The other bird chirping madly must have been the little one’s mom. She was trying to see where it had went off to, not knowing the little stinker plopped just above her into a bed of petunias.
At first, I panicked. How am I going to help the mom find its baby when she just flew off? So I called my own mother for advice.
She told me not to worry, that “its a baby but knows how to fly. It got itself into that bed of petunias, it can get itself out.”
There was nothing to do besides watch and wait. I pushed my couch close to the balcony door and kept my eye on him. He must have been really sleepy because his eyelids fell over and over again. I couldn’t help but worry for him. I could hear the mother chirping around elsewhere. Why isn’t the baby chirping back? Does he not want to be found?
But then, a loud helicopter was above, and a man was mowing the lawn down below, making quite the loud noise together. The little baby’s eyes were wide. What a great day to learn how to fly, right little guy? I guess he had to learn eventually, and might as well be today.
When the loud noise was off in a distance I saw his mouth open, not like the real young ones, maybe he was yawning? Chirp little guy, chirp already so your mom can find you. But he just sat on top of those comfy petunias, content.
As I watched and drank my coffee, I could hear the mother’s chirping grow louder and more frequent. She’s trying to find you little guy!

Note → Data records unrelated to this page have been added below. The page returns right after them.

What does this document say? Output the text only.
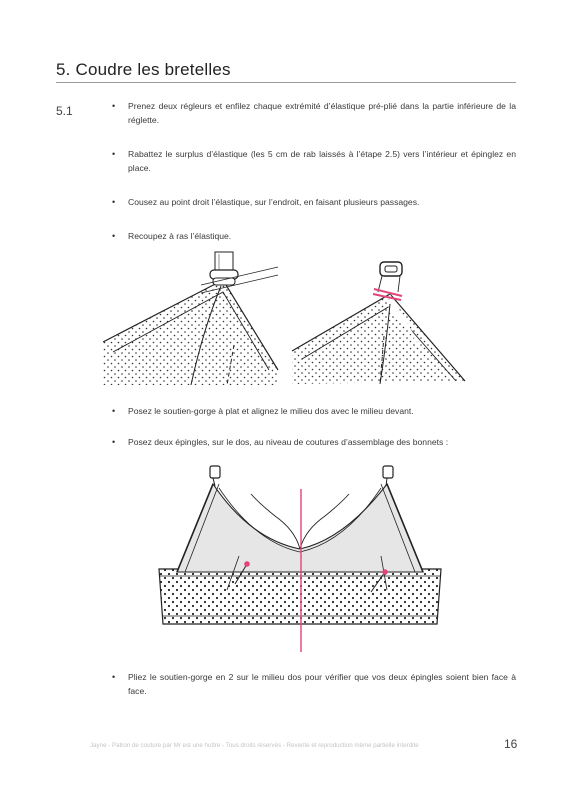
5. Coudre les bretelles
5.1
•	Prenez deux régleurs et enfilez chaque extrémité d’élastique pré-plié dans la partie inférieure de la réglette.
• Rabattez le surplus d’élastique (les 5 cm de rab laissés à l’étape 2.5) vers l’intérieur et épinglez en place.
• Cousez au point droit l’élastique, sur l’endroit, en faisant plusieurs passages.
• Recoupez à ras l’élastique.
• Posez le soutien-gorge à plat et alignez le milieu dos avec le milieu devant.
• Posez deux épingles, sur le dos, au niveau de coutures d’assemblage des bonnets :
• Pliez le soutien-gorge en 2 sur le milieu dos pour vérifier que vos deux épingles soient bien face à face.
Jayne - Patron de couture par Mr est une huître - Tous droits réservés - Revente et reproduction même partielle interdite	16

I knew what he had to do.
He had to fly.
Chirp, chirp, chirp he finally called back. I smiled sipping the last of my coffee. His wings flapped slow and uncontrolled. My cat watched him and jumped on the screen, kicking her feet and trying to discourage him. But he kept trying. He chirped back the same song just like his mom. Then, he jumped and flapped his wings to the floor of the balcony.
He was just a little guy standing on his own two feet, petite beak, and bland-colored feathers. He bounced around, seeing his potential of being mighty. He sang and flew off into the wind.
The little bird got me thinking.
We are all born with wings, just like this little bird. We can choose to hide, or we can use our natural born wings and sing loudly. We can fly off with the soft summer breeze and grow stronger with each day forward.
Maybe this bird was simply taking a break from learning how to fly. Maybe he wasn’t actually lost from his mom. But I’ll remember him as the little bird chirping in the petunias that I planted last month. The petunias grew with each sunny day and each time I watered them, they grew more and more abundant.
It’s a nice reminder to see how far we’ve come. But it’s even better to know that we have wings and wherever we fly or hide, we always have the potential to get back up and fly on.